Clearly, she has to explicitly state it. Just what was Hans’s understanding of their relationship? Even calling it a relationship of any kind was generous.
He gets off the ledge, now standing in front of her. Too close, too close.
“No, we’re not,” he sighs.
Curse this balcony, and the soft light from the ballroom, and the criminal lack of wisteria which would’ve covered his perfume. All balconies should have wisteria, growing all over them in crawling vines, she decided. It should make them unusable.
He steps closer, and she steps back; the world's saddest dance.

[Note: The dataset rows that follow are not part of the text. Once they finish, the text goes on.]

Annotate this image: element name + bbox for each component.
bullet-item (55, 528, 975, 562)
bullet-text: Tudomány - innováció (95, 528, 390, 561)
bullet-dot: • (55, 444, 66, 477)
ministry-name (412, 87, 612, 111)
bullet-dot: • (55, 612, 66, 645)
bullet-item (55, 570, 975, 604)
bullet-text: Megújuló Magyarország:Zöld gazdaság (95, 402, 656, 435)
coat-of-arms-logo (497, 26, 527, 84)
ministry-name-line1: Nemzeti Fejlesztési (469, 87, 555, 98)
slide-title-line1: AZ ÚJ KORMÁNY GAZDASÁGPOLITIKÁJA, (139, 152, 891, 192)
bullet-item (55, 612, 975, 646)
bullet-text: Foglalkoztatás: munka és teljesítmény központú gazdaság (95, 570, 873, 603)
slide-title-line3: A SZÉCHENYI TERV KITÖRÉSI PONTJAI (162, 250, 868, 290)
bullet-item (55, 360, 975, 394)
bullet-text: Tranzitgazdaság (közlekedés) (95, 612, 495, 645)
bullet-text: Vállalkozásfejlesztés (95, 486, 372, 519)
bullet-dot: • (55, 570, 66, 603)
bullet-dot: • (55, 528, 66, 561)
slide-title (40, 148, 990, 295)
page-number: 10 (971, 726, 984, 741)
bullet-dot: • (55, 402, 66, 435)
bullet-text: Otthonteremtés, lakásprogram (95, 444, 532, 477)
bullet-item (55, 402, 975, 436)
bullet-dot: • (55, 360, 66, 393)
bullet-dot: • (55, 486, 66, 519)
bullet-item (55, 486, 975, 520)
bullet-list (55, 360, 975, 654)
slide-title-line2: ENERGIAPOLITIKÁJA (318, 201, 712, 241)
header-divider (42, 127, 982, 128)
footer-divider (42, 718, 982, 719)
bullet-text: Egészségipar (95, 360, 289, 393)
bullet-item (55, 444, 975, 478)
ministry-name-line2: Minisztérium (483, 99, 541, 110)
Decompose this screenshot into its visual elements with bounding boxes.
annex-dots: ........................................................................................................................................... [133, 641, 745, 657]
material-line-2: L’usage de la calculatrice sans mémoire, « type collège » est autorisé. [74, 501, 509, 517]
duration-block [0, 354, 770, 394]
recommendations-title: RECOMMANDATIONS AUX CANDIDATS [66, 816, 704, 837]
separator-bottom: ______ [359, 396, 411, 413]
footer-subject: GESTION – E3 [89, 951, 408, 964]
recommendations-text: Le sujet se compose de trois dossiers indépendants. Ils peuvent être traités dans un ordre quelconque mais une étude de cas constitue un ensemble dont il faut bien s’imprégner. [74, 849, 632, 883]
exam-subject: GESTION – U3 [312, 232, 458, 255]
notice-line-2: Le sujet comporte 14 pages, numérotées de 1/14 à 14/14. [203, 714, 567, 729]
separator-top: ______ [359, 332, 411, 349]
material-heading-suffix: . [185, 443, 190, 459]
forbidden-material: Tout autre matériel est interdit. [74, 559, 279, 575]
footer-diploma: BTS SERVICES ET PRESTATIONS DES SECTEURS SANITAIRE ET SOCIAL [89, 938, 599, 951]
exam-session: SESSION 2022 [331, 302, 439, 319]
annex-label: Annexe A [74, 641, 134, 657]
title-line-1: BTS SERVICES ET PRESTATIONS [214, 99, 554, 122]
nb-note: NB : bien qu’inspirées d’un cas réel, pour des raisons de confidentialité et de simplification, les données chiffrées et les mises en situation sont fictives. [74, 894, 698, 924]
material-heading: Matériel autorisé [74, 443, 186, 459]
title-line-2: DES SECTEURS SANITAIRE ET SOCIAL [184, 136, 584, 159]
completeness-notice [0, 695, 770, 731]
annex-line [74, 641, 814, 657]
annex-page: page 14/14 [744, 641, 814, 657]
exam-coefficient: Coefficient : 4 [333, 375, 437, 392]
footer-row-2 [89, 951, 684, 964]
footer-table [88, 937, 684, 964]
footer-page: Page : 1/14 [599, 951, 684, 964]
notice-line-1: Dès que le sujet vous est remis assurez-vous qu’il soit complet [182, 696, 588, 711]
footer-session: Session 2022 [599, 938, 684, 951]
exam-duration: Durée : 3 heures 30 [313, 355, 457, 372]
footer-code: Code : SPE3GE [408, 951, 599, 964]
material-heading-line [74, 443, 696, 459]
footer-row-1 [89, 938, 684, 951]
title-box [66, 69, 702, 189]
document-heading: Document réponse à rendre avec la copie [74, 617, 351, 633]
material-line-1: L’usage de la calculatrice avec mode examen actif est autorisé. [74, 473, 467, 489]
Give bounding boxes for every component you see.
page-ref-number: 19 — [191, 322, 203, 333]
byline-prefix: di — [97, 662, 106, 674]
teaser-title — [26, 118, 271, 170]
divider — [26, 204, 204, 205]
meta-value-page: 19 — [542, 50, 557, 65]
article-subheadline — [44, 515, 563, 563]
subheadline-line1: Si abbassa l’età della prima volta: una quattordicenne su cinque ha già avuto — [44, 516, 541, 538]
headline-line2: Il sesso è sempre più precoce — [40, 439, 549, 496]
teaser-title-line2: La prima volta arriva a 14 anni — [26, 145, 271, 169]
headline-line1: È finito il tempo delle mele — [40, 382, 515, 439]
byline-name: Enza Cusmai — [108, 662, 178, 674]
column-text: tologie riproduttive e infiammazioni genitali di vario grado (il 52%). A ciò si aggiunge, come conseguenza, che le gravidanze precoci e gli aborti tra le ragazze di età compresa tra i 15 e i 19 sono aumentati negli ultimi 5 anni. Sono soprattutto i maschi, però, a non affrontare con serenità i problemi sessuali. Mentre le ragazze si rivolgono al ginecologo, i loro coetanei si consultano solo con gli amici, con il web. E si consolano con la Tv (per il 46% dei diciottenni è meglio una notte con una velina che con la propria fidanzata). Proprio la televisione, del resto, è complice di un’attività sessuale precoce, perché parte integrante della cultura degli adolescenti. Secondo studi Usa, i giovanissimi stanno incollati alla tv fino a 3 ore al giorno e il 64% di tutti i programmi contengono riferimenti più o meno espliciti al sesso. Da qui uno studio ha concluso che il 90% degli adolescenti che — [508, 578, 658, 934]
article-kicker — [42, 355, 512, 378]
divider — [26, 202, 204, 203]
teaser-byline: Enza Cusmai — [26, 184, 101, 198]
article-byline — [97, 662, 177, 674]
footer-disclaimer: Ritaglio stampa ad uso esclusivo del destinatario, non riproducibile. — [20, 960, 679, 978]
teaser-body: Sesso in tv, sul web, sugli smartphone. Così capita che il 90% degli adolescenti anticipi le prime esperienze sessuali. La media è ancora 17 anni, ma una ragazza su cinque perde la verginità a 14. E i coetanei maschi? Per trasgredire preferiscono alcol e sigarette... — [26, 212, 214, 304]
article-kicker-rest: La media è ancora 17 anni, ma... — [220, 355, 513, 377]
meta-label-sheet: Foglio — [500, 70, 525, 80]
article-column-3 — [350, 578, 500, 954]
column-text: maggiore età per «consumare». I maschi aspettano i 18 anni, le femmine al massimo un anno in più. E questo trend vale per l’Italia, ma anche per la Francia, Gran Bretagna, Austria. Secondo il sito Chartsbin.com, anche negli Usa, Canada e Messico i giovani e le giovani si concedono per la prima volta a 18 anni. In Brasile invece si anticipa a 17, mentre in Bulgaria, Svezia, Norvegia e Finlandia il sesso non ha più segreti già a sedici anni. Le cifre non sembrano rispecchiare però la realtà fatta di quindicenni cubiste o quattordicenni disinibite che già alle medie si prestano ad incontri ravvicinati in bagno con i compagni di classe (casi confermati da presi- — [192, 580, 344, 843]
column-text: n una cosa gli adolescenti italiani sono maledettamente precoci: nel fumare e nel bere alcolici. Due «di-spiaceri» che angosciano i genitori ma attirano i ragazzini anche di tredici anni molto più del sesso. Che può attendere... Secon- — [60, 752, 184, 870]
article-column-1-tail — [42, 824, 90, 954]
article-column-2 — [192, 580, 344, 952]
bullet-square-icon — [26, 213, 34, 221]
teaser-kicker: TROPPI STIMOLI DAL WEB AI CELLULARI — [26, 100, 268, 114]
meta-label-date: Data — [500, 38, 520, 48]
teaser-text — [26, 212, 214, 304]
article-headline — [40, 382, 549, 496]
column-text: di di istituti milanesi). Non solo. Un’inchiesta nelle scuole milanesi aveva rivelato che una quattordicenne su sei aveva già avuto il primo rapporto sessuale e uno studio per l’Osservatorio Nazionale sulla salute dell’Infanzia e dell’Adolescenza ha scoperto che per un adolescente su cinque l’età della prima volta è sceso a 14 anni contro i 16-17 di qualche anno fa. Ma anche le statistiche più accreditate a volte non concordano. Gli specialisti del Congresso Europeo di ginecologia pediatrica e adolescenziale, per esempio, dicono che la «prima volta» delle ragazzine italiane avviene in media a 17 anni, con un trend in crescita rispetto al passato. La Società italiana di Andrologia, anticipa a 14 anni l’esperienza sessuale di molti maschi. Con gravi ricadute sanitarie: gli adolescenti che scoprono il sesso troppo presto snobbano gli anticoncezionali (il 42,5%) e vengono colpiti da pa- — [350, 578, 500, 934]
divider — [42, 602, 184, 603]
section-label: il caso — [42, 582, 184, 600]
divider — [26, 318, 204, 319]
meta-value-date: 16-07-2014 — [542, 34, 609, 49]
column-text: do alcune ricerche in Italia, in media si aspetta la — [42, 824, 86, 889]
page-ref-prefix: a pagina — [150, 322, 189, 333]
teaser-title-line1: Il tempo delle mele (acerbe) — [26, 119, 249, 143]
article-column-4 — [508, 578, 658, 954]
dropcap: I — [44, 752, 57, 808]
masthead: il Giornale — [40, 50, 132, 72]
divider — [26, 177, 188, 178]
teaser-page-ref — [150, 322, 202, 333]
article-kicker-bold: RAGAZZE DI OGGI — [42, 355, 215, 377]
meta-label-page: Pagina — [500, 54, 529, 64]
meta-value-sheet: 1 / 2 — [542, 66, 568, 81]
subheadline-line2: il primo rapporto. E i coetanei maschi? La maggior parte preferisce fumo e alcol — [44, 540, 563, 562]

“So are we enemies?” He asks, his voice now barely above a whisper. Still? Again? Now? No matter how he would've ended it, the question seemed entirely wrong. It'd been so clear cut once.
If that sheen in his eyes is part of the act, Anna will have to suggest he gives up treason for theatre.
“N-no, not anymore...” She brings herself to say it, and she means it too. She knows it only now, surprised by the sound of her own voice.
“So?”
For the second time in her life, alone with this particular man in a secluded space, Anna asks herself: How did I get here? What decision, which foolish choice was it that led me right to this, with Hans Westergaard’s punchable, yet kissable face looking down at me?
“We’re nothing,” she says resolutely, summoning what little sharpness she had left in her.
Even when she tries, she can’t sound like Elsa.
Anna returns to the ballroom, thankful she doesn’t hear Hans’s footsteps behind her.